Infine c'è Carrera, che fa capo al gruppo veneto Safilo, e fornisce caschi, maschere e occhiali per lo sci, che fa produrre in Italia e in Slovenia. Stiamo parlando di imprese con giri d'affari milionari in un settore che non conosce crisi. Al loro confronto impallidisce il carico di 2 mila berretti contraffatti con il marchio "Torino 2006", provenienti dalla Cina, per un valore di 20 mila euro, bloccati all'aeroporto di Malpensa a metà febbraio. La vendita dei biglietti per i giochi è stata inferiore al previsto e gli organizzatori per allettare le scolaresche successivamente li hanno offerti a prezzi ridotti, ma accompagnati da un foglio carico di proibizioni. Un paragrafo, dedicato all'abbigliamento, ammonisce: "Non è consentito l'utilizzo di abbigliamento recante loghi e marchi di sponsor non Olimpici, come indicato nella guida dello spettatore che ogni Scuola riceverà insieme ai biglietti". Chi trasgrediva andava incontro a severe sanzioni: "Il mancato rispetto delle regole comporta l'espulsione dal luogo di gara senza rimborso del biglietto". "Devo vestire mio figlio con i marchi degli sponsor? - si chiede un papà - Ma se non so neanche quali sono!".
In vista delle Olimpiadi invernali di Torino 2006, la Clean Clothes Campaign aveva pubblicato nel suo sito una serie di aggiornamenti sui progressi compiuti nel dialogo con i marchi, la Federazione Mondiale dei produttori di Articoli Sportivi (WFSGI) e il mondo olimpico, sulla base di alcune proposte specifiche avanzate dalla Play Fair Alliance per arrivare in tempi ragionevoli alla firma di un accordo di settore valido a livello internazionale. Molto resta da fare nei due anni che ci separano dalle Olimpiadi di Pechino, in modo particolare su due questioni cruciali che non hanno ancora trovato risposta né da parte delle imprese né da parte del mondo sportivo: il diritto dei lavoratori a percepire retribuzioni in linea con il costo della vita, il rispetto della libertà di associazione e di contrattazione collettiva, oltre all'adozione di codici di condotta completi e di meccanismi di verifica affidabili. La WFSGI ha tenuto finora un atteggiamento dilatorio, mentre il Comitato Olimpico Internazionale (CIO), dopo l'incontro dell'ottobre 2005 con le organizzazioni sindacali che aderiscono alla campagna, si è chiuso nuovamente nel silenzio.

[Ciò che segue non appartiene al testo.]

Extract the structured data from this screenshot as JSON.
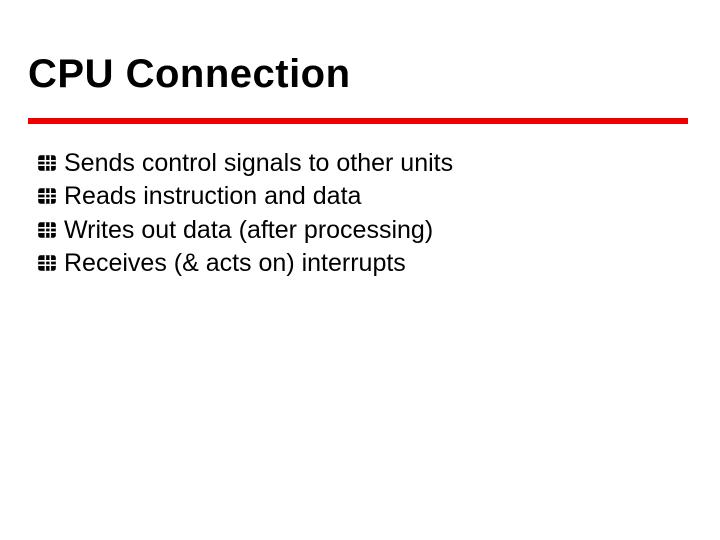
{
  "title": "CPU Connection",
  "divider_color": "#ef0000",
  "bullets": {
    "b0": "Sends control signals to other units",
    "b1": "Reads instruction and data",
    "b2": "Writes out data (after processing)",
    "b3": "Receives (& acts on) interrupts"
  }
}
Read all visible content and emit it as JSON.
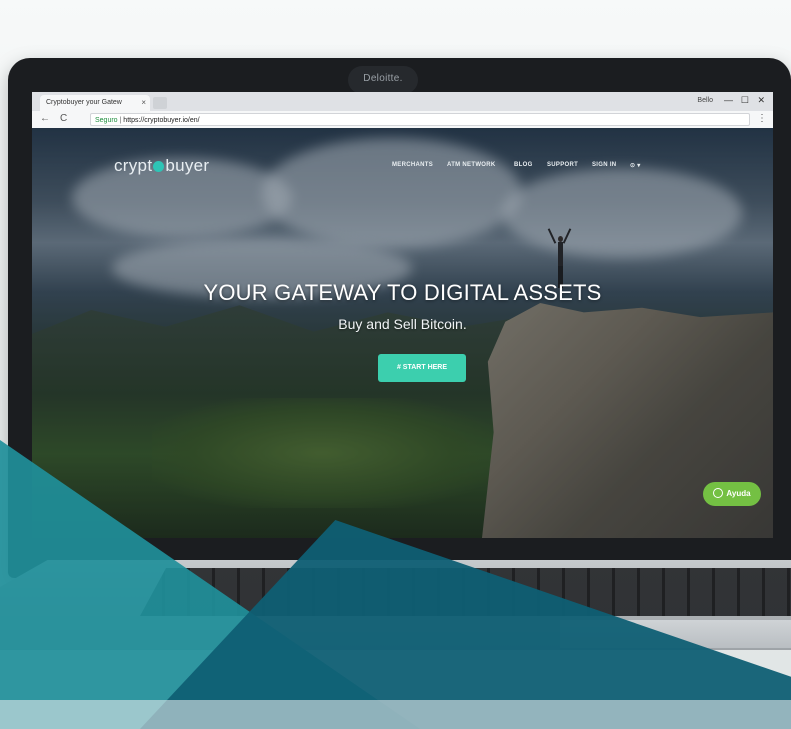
{
  "device": {
    "brand_label": "Deloitte."
  },
  "browser": {
    "tab_title": "Cryptobuyer your Gatew",
    "tab_close": "×",
    "user_label": "Bello",
    "window_controls": [
      "—",
      "☐",
      "✕"
    ],
    "nav_back": "←",
    "nav_reload": "C",
    "secure_label": "Seguro",
    "url": "https://cryptobuyer.io/en/",
    "menu": "⋮"
  },
  "site": {
    "logo_prefix": "crypt",
    "logo_suffix": "buyer",
    "nav_items": [
      "MERCHANTS",
      "ATM NETWORK",
      "BLOG",
      "SUPPORT",
      "SIGN IN",
      "⊙ ▾"
    ],
    "hero_title": "YOUR GATEWAY TO DIGITAL ASSETS",
    "hero_subtitle": "Buy and Sell Bitcoin.",
    "cta_label": "# START HERE",
    "help_label": "Ayuda"
  },
  "colors": {
    "accent_teal": "#3ccfae",
    "help_green": "#74c043",
    "brand_teal_dark": "#0f5f74",
    "brand_teal_light": "#1f8f9a"
  }
}
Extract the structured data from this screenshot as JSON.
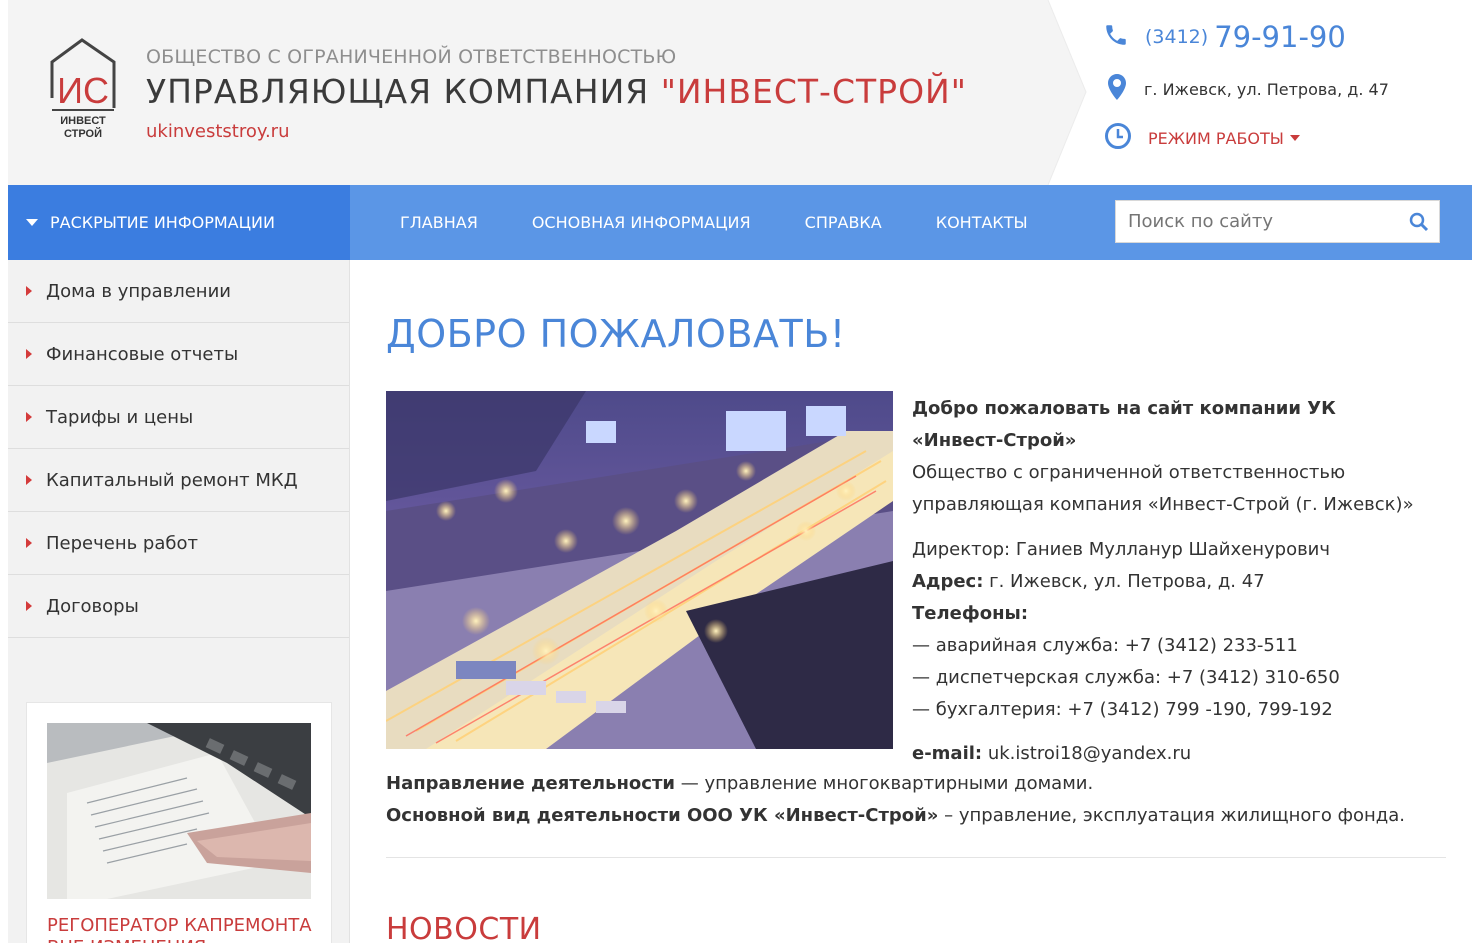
{
  "header": {
    "logo_letters": "ИС",
    "logo_sub1": "ИНВЕСТ",
    "logo_sub2": "СТРОЙ",
    "org_type": "ОБЩЕСТВО С ОГРАНИЧЕННОЙ ОТВЕТСТВЕННОСТЬЮ",
    "company_prefix": "УПРАВЛЯЮЩАЯ КОМПАНИЯ ",
    "company_brand": "\"ИНВЕСТ-СТРОЙ\"",
    "site_url": "ukinveststroy.ru",
    "phone_prefix": "(3412)",
    "phone_number": "79-91-90",
    "address": "г. Ижевск, ул. Петрова, д. 47",
    "hours_label": "РЕЖИМ РАБОТЫ"
  },
  "nav": {
    "disclosure_label": "РАСКРЫТИЕ ИНФОРМАЦИИ",
    "links": [
      "ГЛАВНАЯ",
      "ОСНОВНАЯ ИНФОРМАЦИЯ",
      "СПРАВКА",
      "КОНТАКТЫ"
    ],
    "search_placeholder": "Поиск по сайту"
  },
  "sidebar": {
    "items": [
      {
        "label": "Дома в управлении"
      },
      {
        "label": "Финансовые отчеты"
      },
      {
        "label": "Тарифы и цены"
      },
      {
        "label": "Капитальный ремонт МКД"
      },
      {
        "label": "Перечень работ"
      },
      {
        "label": "Договоры"
      }
    ],
    "promo_title": "РЕГОПЕРАТОР КАПРЕМОНТА ВНЕ ИЗМЕНЕНИЯ СТОИМОСТИ"
  },
  "content": {
    "welcome_title": "ДОБРО ПОЖАЛОВАТЬ!",
    "intro_bold": "Добро пожаловать на сайт компании УК «Инвест-Строй»",
    "intro_text": "Общество с ограниченной ответственностью управляющая компания «Инвест-Строй (г. Ижевск)»",
    "director": "Директор: Ганиев Мулланур Шайхенурович",
    "address_label": "Адрес:",
    "address_value": " г. Ижевск, ул. Петрова, д. 47",
    "phones_label": "Телефоны:",
    "phone_emergency": "— аварийная служба: +7 (3412) 233-511",
    "phone_dispatch": "— диспетчерская служба: +7 (3412) 310-650",
    "phone_accounting": "— бухгалтерия: +7 (3412) 799 -190, 799-192",
    "email_label": "e-mail:",
    "email_value": " uk.istroi18@yandex.ru",
    "direction_label": "Направление деятельности",
    "direction_value": " — управление многоквартирными домами.",
    "main_activity_label": "Основной вид деятельности ООО УК «Инвест-Строй»",
    "main_activity_value": " – управление, эксплуатация жилищного фонда.",
    "news_title": "НОВОСТИ"
  },
  "colors": {
    "accent_blue": "#4a86d8",
    "nav_blue": "#5b96e6",
    "nav_dark_blue": "#3b7de0",
    "brand_red": "#c93c3c"
  },
  "icons": [
    "phone-icon",
    "map-pin-icon",
    "clock-icon",
    "search-icon",
    "caret-down-icon"
  ]
}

Intanto si apprende che dopo Nike, Levi's, Puma e Timberland anche Reebok ha reso pubblica la lista dei fornitori. Le fabbriche censite sono 759 in 53 paesi. Accanto a noti paesi dell'estremo oriente, spiccano curiosamente i 72 fornitori statunitensi e i 23 canadesi. Anche in Europa Reebok conta un certo numero di terzisti: 21 in Portogallo, 18 in Spagna, 6 in Grecia, 2 in Italia (uno in Lombardia, l'altro in Piemonte), 2 in Germania, 2 in Bulgaria e qualche scampolo in altri paesi. Si prosegue fino alla nuova frontiera, con 6 fornitori in Russia e 2 in Turkmenistan. Intanto un gruppo di aziende (American Express, Armani, Gap, Nike-Converse) hanno lanciato il marchio "Red" per i prodotti la cui vendita servirà in parte a finanziare il Global Fund, il fondo dell'ONU per la lotta contro l'aids, la malaria e la tubercolosi in Africa. Ma due milioni di persone muoiono perché non possono pagare i prezzi esorbitanti dei farmaci anti-aids prodotti da poche multinazionali di Europa e Stati Uniti. E per finire, l'operazione del marchio Red è tristemente patrocinata da Bono degli U2. E come si usa dire, la coerenza finisce sotto le scarpe. [AT]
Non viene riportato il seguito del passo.